The scan performed by Holowka also revealed that it is unlikely that Djedmaatesankh had any children as her pubic bone was perfectly intact. Dr. Peter Lewin, a pediatrician at the Hospital for Sick Children in Toronto and researcher in the field of paleopathology, led the team that Holowka was a part of, and notes that it is possible that Djedmaatesankh was infertile. He suggests that as a married woman of her age (scans show bone fusion and wear on her teeth indicate her age as 30–35) it was customary for most Egyptian women to have already had several children.

== Death ==
CT-scans performed on the body of Djedmaatesankh (in 1978 and 1994) have shown that she likely died of a dental abscess, which upon erupting, may have led to a fatal blood infection. The results of the scan show a swelling of her left upper jaw, and a 3-D image inside her skull revealed a dental abscess, approximately one inch in diameter, which was caused by a diseased upper left incisor. It is likely that the abscess was there for several weeks prior to erupting and that the infection had spread to her upper left jaw bone, as the scan indicated that the bone was pitted with small holes. Additionally, high-resolution scans show tracks on the jawbone that are believed to be a result of unsuccessful attempts to drain the abscess.
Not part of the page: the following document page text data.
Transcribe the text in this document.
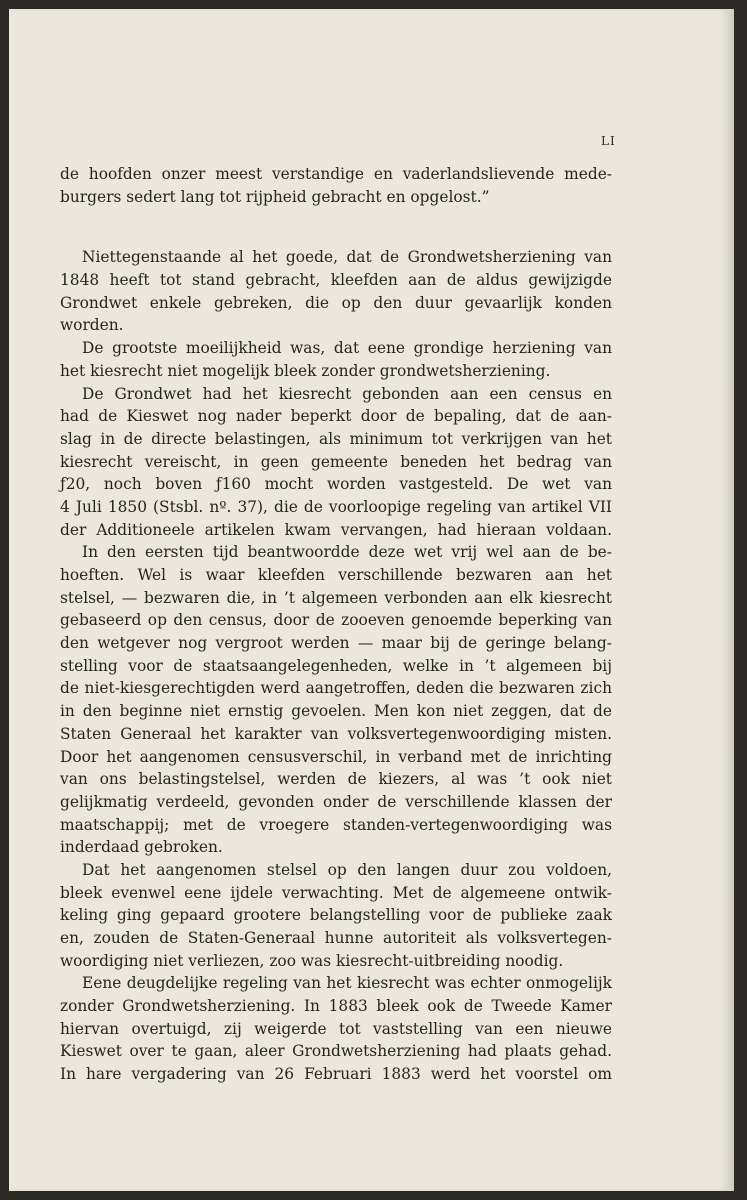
LI
de hoofden onzer meest verstandige en vaderlandslievende mede-
burgers sedert lang tot rijpheid gebracht en opgelost.”
Niettegenstaande al het goede, dat de Grondwetsherziening van
1848 heeft tot stand gebracht, kleefden aan de aldus gewijzigde
Grondwet enkele gebreken, die op den duur gevaarlijk konden
worden.
De grootste moeilijkheid was, dat eene grondige herziening van
het kiesrecht niet mogelijk bleek zonder grondwetsherziening.
De Grondwet had het kiesrecht gebonden aan een census en
had de Kieswet nog nader beperkt door de bepaling, dat de aan-
slag in de directe belastingen, als minimum tot verkrijgen van het
kiesrecht vereischt, in geen gemeente beneden het bedrag van
ƒ20, noch boven ƒ160 mocht worden vastgesteld. De wet van
4 Juli 1850 (Stsbl. nº. 37), die de voorloopige regeling van artikel VII
der Additioneele artikelen kwam vervangen, had hieraan voldaan.
In den eersten tijd beantwoordde deze wet vrij wel aan de be-
hoeften. Wel is waar kleefden verschillende bezwaren aan het
stelsel, — bezwaren die, in ’t algemeen verbonden aan elk kiesrecht
gebaseerd op den census, door de zooeven genoemde beperking van
den wetgever nog vergroot werden — maar bij de geringe belang-
stelling voor de staatsaangelegenheden, welke in ’t algemeen bij
de niet-kiesgerechtigden werd aangetroffen, deden die bezwaren zich
in den beginne niet ernstig gevoelen. Men kon niet zeggen, dat de
Staten Generaal het karakter van volksvertegenwoordiging misten.
Door het aangenomen censusverschil, in verband met de inrichting
van ons belastingstelsel, werden de kiezers, al was ’t ook niet
gelijkmatig verdeeld, gevonden onder de verschillende klassen der
maatschappij; met de vroegere standen-vertegenwoordiging was
inderdaad gebroken.
Dat het aangenomen stelsel op den langen duur zou voldoen,
bleek evenwel eene ijdele verwachting. Met de algemeene ontwik-
keling ging gepaard grootere belangstelling voor de publieke zaak
en, zouden de Staten-Generaal hunne autoriteit als volksvertegen-
woordiging niet verliezen, zoo was kiesrecht-uitbreiding noodig.
Eene deugdelijke regeling van het kiesrecht was echter onmogelijk
zonder Grondwetsherziening. In 1883 bleek ook de Tweede Kamer
hiervan overtuigd, zij weigerde tot vaststelling van een nieuwe
Kieswet over te gaan, aleer Grondwetsherziening had plaats gehad.
In hare vergadering van 26 Februari 1883 werd het voorstel om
After death, her body was eviscerated through a diagonal incision in the left inguinal region. Five linen-wrapped packages which probably contain her mummified organs are present in the body cavity; her heart is not present in the chest and is likely in one of these packages. Her lower torso is stuffed with fabric. Her embalming incision is not stitched but it covered with a metal plate. Her wrappings contain several amulets on the front of the abdomen: they take the form of a scarab; a pectoral in the shape of a falcon, winged scarab, sun disc, or uraeus; and a djed-pillar.